If Proposition P refers, not just to the four cards, but to some larger set of cards of which the four are but elements, then Proposition P has been confirmed for those four cards but has not been fully verified.

I take this opportunity to excurse a bit.

My thinking in philosophy of science tends toward Thomas Kuhn, Michael Polanyi, and Deirdre McCloskey, and I read David Hume along such lines. The tendency is skeptical about claims of a strict logic of science, a principle for demarcating between science and non-science, or a definite scientific method. (If I am not mistaken, the Kuhn work most relevant to these matters is his 1970 piece quoted here.)

Elsewhere, I have written:

A sect might tailor its language so as to ensure the analyticity of the any of the following sentences: “The triangle has three sides.” “The child was born of a mother.” “The sum of the assets equals liabilities plus equity.” “Y = C + I + G + NX.” “The person maximized his utility.” “If transaction costs were negligible and parties were aware of the relevant opportunities, those parties achieved an efficient outcome.” “The moral sentiment relates to a sympathy.”

For such a language community, the analytic statement in question would be non-falsifiable. Does that mean it’s not scientific? Here I think of something Thomas Schelling wrote: “It is sometimes said, in textbooks and in learned volumes, that these accounting statements, being unfalsifiable, do not count as science. I don’t care.”

Here, someone might respond: Well, the falsifiability criterion is about demarcating between science and non-science for empirical statements, and those analytic statements are not empirical. So, by themselves, they don’t speak to the merit of the falsifiability criterion.

I then say: A language community maintaining one of those analytic sentences may be taken to be saying, tacitly: Maintaining the analytic sentence is good. (Didn’t Gary Becker say that about one of them? Didn’t Adam Smith say it about another?) That statement, though vague, would seem to be empirical, and falsifiable, in principle. The big challenge then is in providing falsifying evidence. The challenging researcher must show that maintaining the analytic sentence is not good. Here we see why the philosophy of science merges with the history and sociology of science: Did the way in which the sociology of judgment actually unfolded conduce to the good? Was it perverted by certain forces, as in Soviet science or the governmentalization of science generally? Michael Polanyi wrote about the conditions under which the sociology of judgment conduced to the good.

Like grammar, strict logic and the hunt for falsifying evidence have their place, but they leave important things underdetermined. It’s fine to call foul on errors in strict logic, and it’s fine to present purportedly falsifying evidence, but it’s misguided to think that strict logic and the hunt for falsifying evidence alone can establish important claims. Science is a moral activity. It is purposeful, interpretive, even aesthetic, and the rules of aesthetics are rather different from the rules of grammar (the differentness is presented in Figure 6.3 here). A blank page contains neither violations of grammar nor errors in logic, but it does not satisfy the standards of good science.

Saying that science is interpretive is not saying that science is arbitrary. It is not saying that no interpretation is better than another.
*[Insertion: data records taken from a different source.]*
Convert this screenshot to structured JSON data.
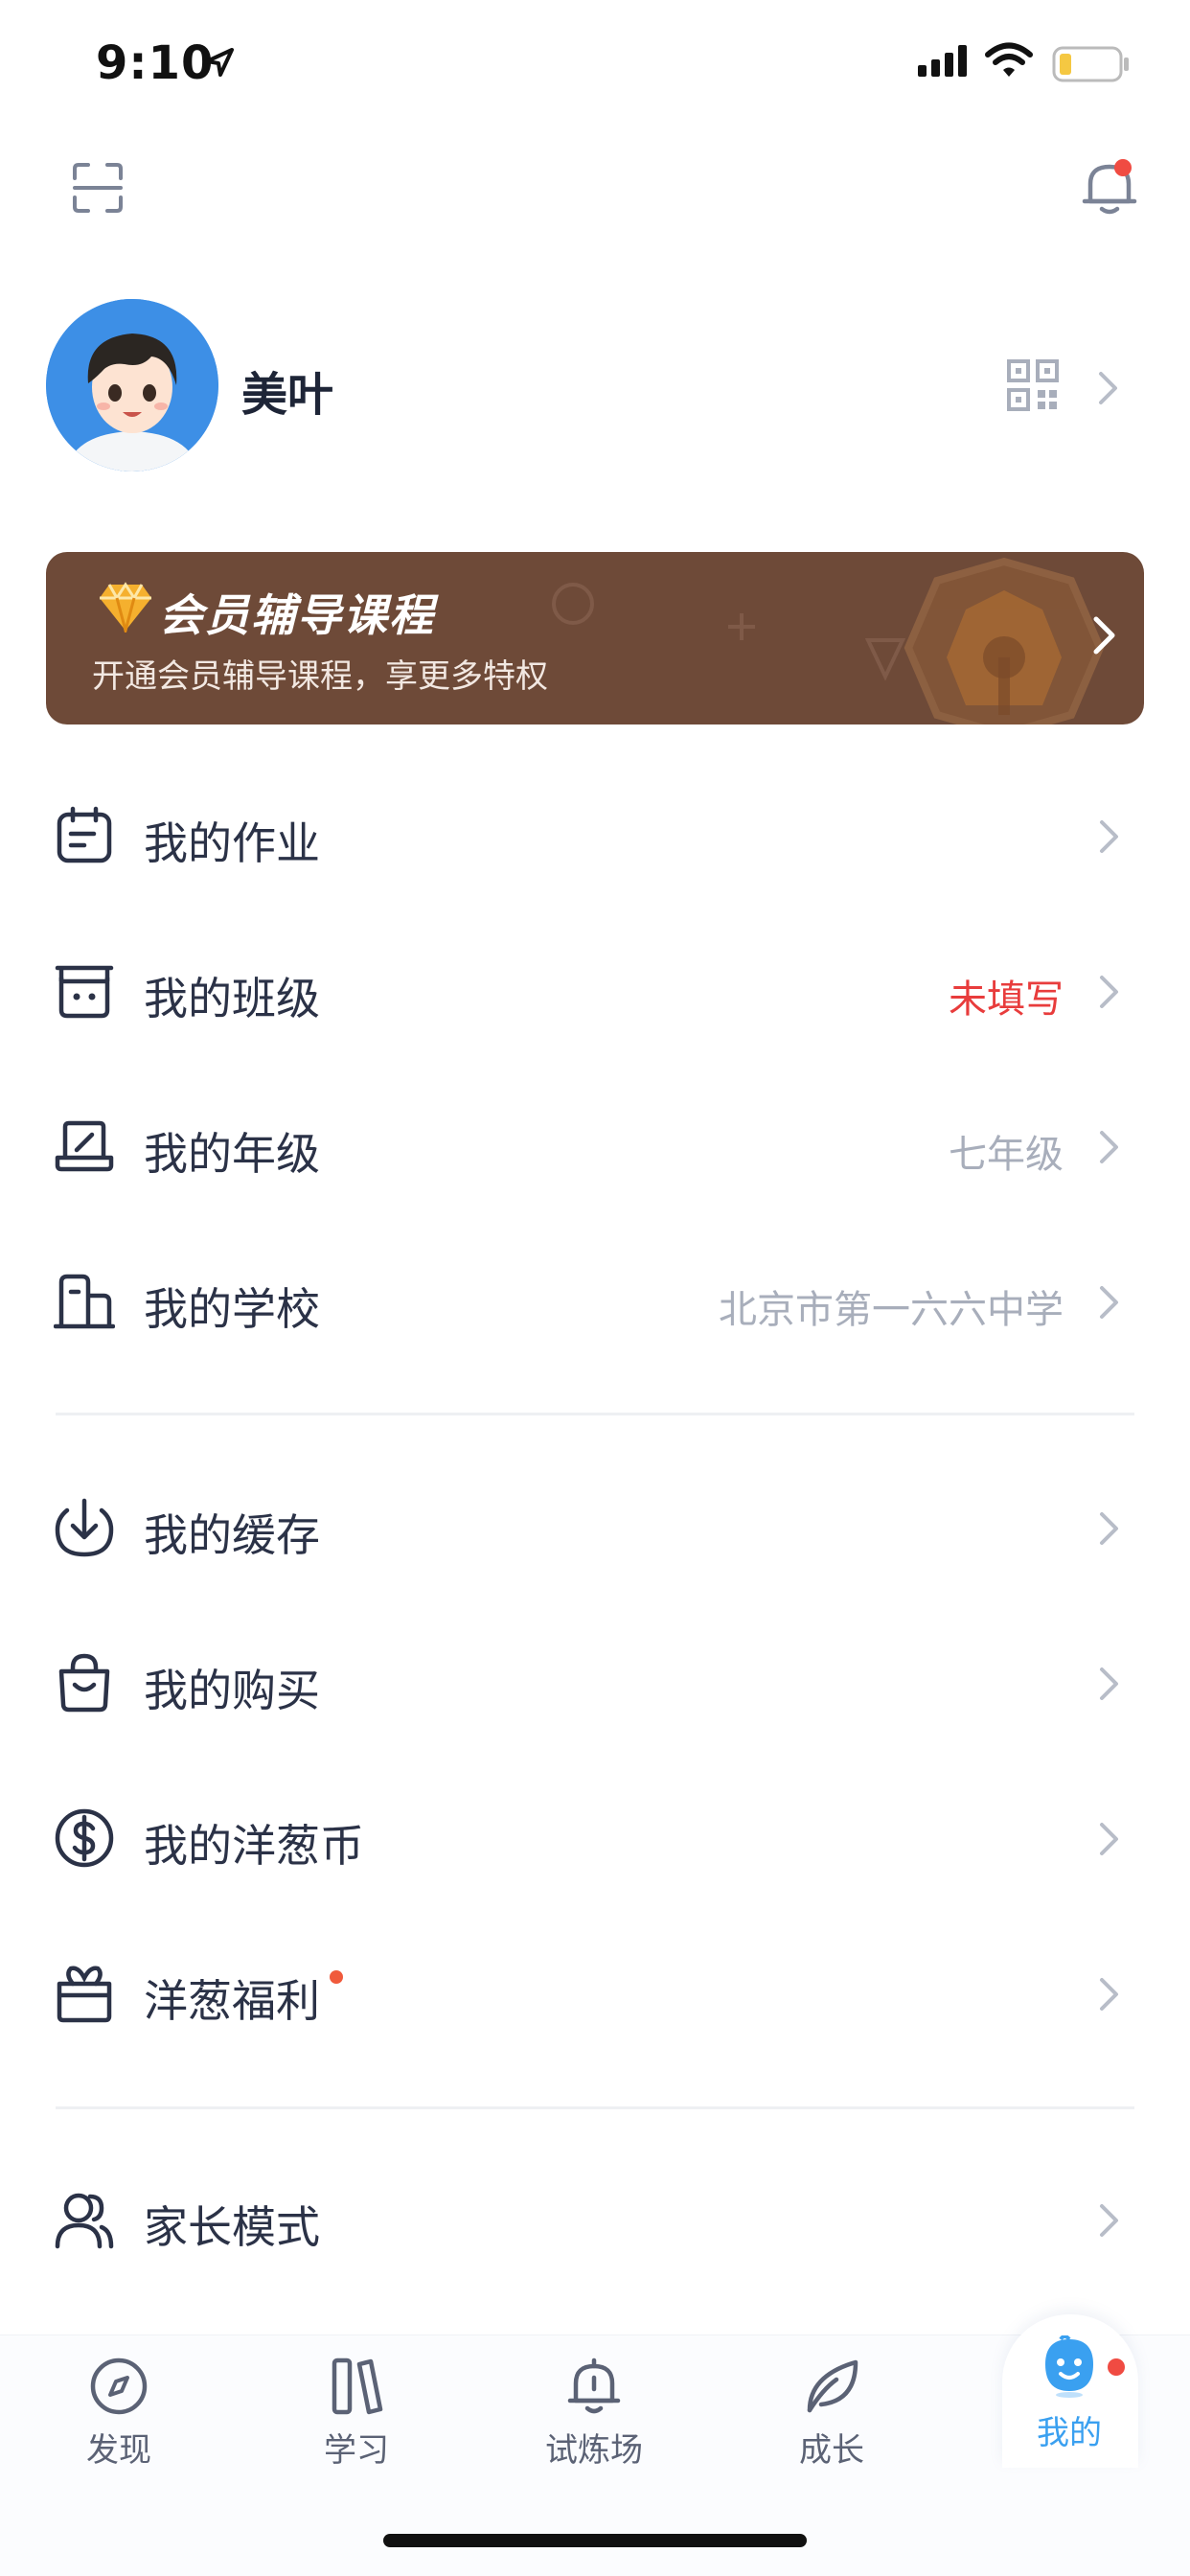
{
  "status_bar": {
    "time": "9:10"
  },
  "profile": {
    "username": "美叶"
  },
  "vip": {
    "title": "会员辅导课程",
    "subtitle": "开通会员辅导课程，享更多特权",
    "accent": "#6e4a38"
  },
  "menu_group1": [
    {
      "label": "我的作业",
      "value": "",
      "icon": "homework-icon"
    },
    {
      "label": "我的班级",
      "value": "未填写",
      "icon": "class-icon"
    },
    {
      "label": "我的年级",
      "value": "七年级",
      "icon": "grade-icon"
    },
    {
      "label": "我的学校",
      "value": "北京市第一六六中学",
      "icon": "school-icon"
    }
  ],
  "menu_group2": [
    {
      "label": "我的缓存",
      "icon": "download-icon"
    },
    {
      "label": "我的购买",
      "icon": "shopping-bag-icon"
    },
    {
      "label": "我的洋葱币",
      "icon": "coin-icon"
    },
    {
      "label": "洋葱福利",
      "icon": "gift-icon"
    }
  ],
  "menu_group3": [
    {
      "label": "家长模式",
      "icon": "parent-icon"
    }
  ],
  "tabbar": [
    {
      "label": "发现",
      "icon": "compass-icon"
    },
    {
      "label": "学习",
      "icon": "books-icon"
    },
    {
      "label": "试炼场",
      "icon": "arena-icon"
    },
    {
      "label": "成长",
      "icon": "leaf-icon"
    },
    {
      "label": "我的",
      "icon": "mascot-icon",
      "active": true
    }
  ],
  "colors": {
    "primary_text": "#2b3247",
    "muted": "#a8aebb",
    "warning": "#e83c3c",
    "active_tab": "#3aa0f0"
  }
}
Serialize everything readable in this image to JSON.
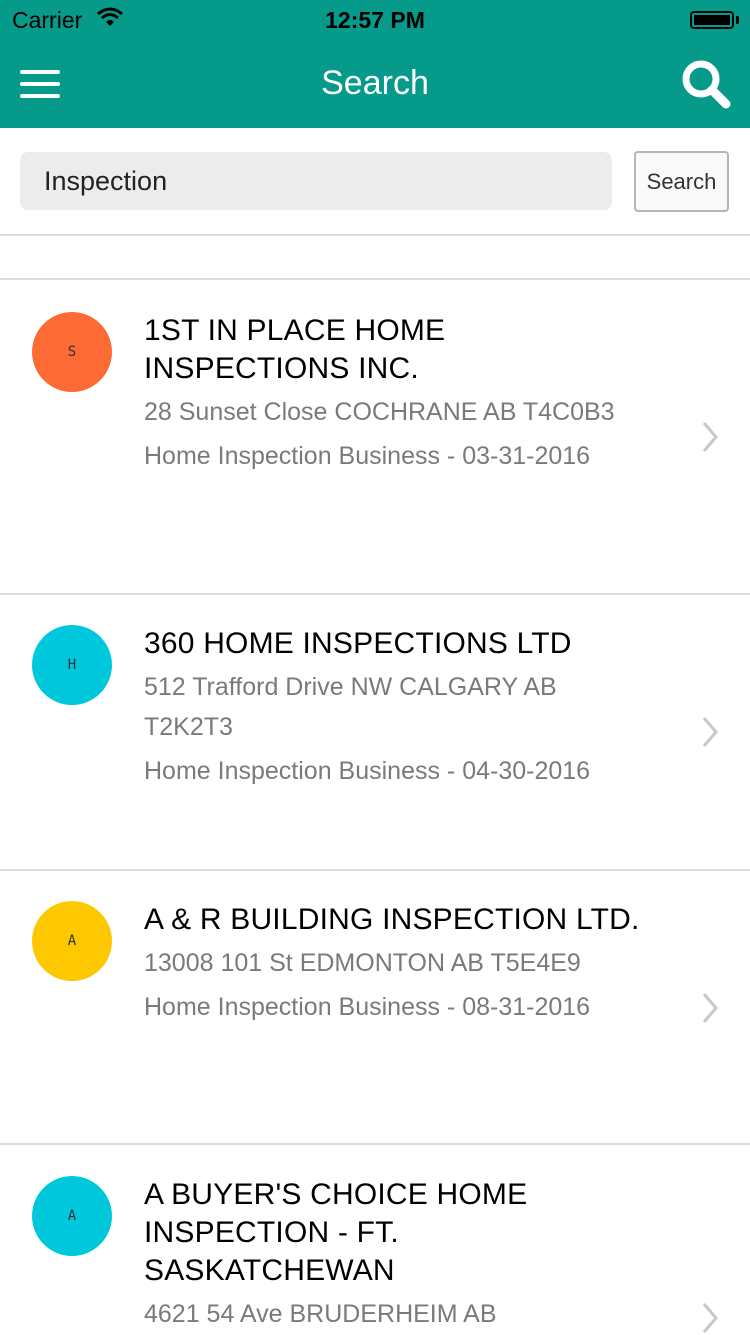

I have often wondered about the following proposition:

Proposition R: No half-way serious, reputable thinker has ever said that no interpretation is better than another.

I don’t know whether Proposition R is true. (Of course, “half-way serious, reputable thinker” is vague, but we have to draw a line somewhere.)

Comments are open. In particular, if you can falsify Proposition R, please provide the falsifying evidence in the comment section.